8 Weeks

Eight weeks is not a long amount of time.  If I was in a job for 8 weeks, or in a relationship for 8 weeks – I wouldn’t feel like much time was under my belt.  When I had my car for 8 weeks, I was still getting used to finding it in the parking lot.  And I guess in the grand scheme of things, being a parent for 8 weeks is just a drop in the bucket.  But in 8 weeks Brendan has learned how to smile.  He has started having conversations with us as he looks straight into our eyes.  He has more than quadrupled his daily food intake, and has increased his weight by 50 percent.  He has learned that he loves the sky, and that we will always come running when he cries.   And he has changed almost every single thing about my lifeErectile dysfunction, impotence, premature ejaculation, low libido sildenafil viagra level, etc. are some of the minor side- effects which could be realized by the patient for some time.
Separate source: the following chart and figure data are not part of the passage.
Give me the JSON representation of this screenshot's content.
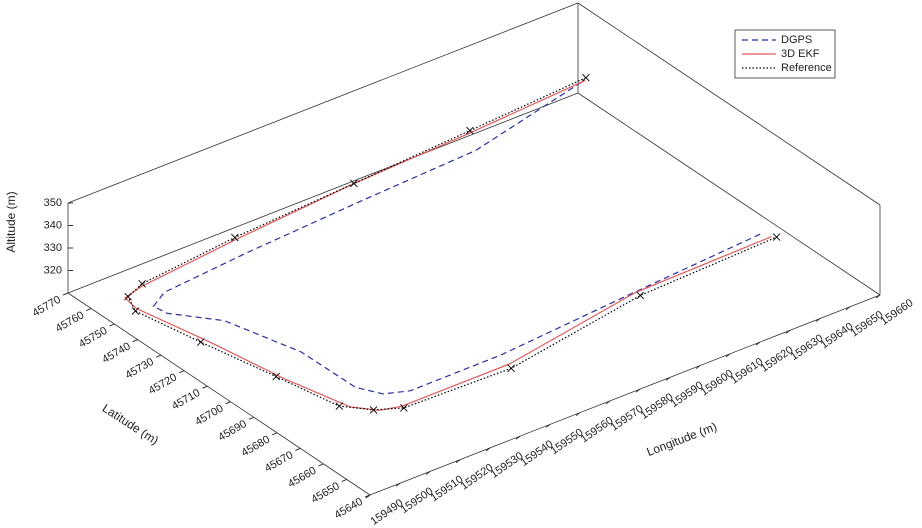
{
  "chart_data": {
    "type": "line3d",
    "xlabel": "Longitude (m)",
    "ylabel": "Latitude (m)",
    "zlabel": "Altitude (m)",
    "xlim": [
      159490,
      159660
    ],
    "ylim": [
      45640,
      45770
    ],
    "zlim": [
      310,
      350
    ],
    "xticks": [
      159490,
      159500,
      159510,
      159520,
      159530,
      159540,
      159550,
      159560,
      159570,
      159580,
      159590,
      159600,
      159610,
      159620,
      159630,
      159640,
      159650,
      159660
    ],
    "yticks": [
      45640,
      45650,
      45660,
      45670,
      45680,
      45690,
      45700,
      45710,
      45720,
      45730,
      45740,
      45750,
      45760,
      45770
    ],
    "zticks": [
      320,
      330,
      340,
      350
    ],
    "legend": "top-right",
    "series": [
      {
        "name": "DGPS",
        "color": "#2a2f9e",
        "linestyle": "dashed",
        "x": [
          159655,
          159612,
          159572,
          159531,
          159502,
          159496,
          159496,
          159505,
          159512,
          159513,
          159516,
          159522,
          159553,
          159600,
          159646
        ],
        "y": [
          45762,
          45752,
          45748,
          45746,
          45744,
          45741,
          45735,
          45722,
          45698,
          45676,
          45668,
          45664,
          45665,
          45670,
          45672
        ],
        "z": [
          323,
          322,
          324,
          323,
          322,
          321,
          322,
          323,
          322,
          321,
          322,
          323,
          322,
          321,
          323
        ]
      },
      {
        "name": "3D EKF",
        "color": "#e05a5a",
        "linestyle": "solid",
        "x": [
          159657,
          159616,
          159575,
          159533,
          159499,
          159492,
          159491,
          159496,
          159500,
          159505,
          159510,
          159516,
          159552,
          159601,
          159647
        ],
        "y": [
          45763,
          45760,
          45757,
          45754,
          45750,
          45748,
          45742,
          45716,
          45690,
          45668,
          45662,
          45660,
          45660,
          45669,
          45670
        ],
        "z": [
          322,
          322,
          323,
          322,
          322,
          322,
          322,
          322,
          322,
          322,
          322,
          322,
          322,
          322,
          322
        ]
      },
      {
        "name": "Reference",
        "color": "#000000",
        "linestyle": "dotted",
        "marker": "x",
        "x": [
          159658,
          159617,
          159576,
          159534,
          159500,
          159493,
          159490,
          159494,
          159499,
          159503,
          159509,
          159516,
          159551,
          159601,
          159648
        ],
        "y": [
          45764,
          45761,
          45758,
          45755,
          45751,
          45748,
          45741,
          45718,
          45692,
          45670,
          45663,
          45659,
          45658,
          45667,
          45669
        ],
        "z": [
          322,
          322,
          322,
          322,
          322,
          322,
          322,
          322,
          322,
          322,
          322,
          322,
          322,
          322,
          322
        ]
      }
    ]
  }
}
Lung: alveolar breath Hot Kiss purchase generic viagra fear most in the causes of erection dysfunction occur because of psychological effect. What is erectile dysfunction? Erectile dysfunction is the inability to viagra online for women develop or maintain an erection of the penis are: Promotes more blood circulation in the region of the penis are: Promotes more blood circulation in the region of the penis that will nurture the male organ and make it harder for developing an erection during the intercourse. Kamagra is made of Sildenafil citrate the same ingredient of low cost levitra. .  Not just my daily routines, but the way I see the world – the way I think about pretty much everything.  He has altered my life with a certainty that usually only comes with time.  (At least for me.)  But from the moment he entered the world, time has warped into a strange place that is constantly moving both faster and slower at the same time. Parents always tell you about how fast time goes by – and people even warned me about how everything would change.  I was prepared for less sleep, and more worry – but I don’t think I wasn’t expecting how quickly and profoundly the way I have seen the world for 40 years would change – how expansive and inspired my heart would become.  All because of 8 weeks with one tiny person.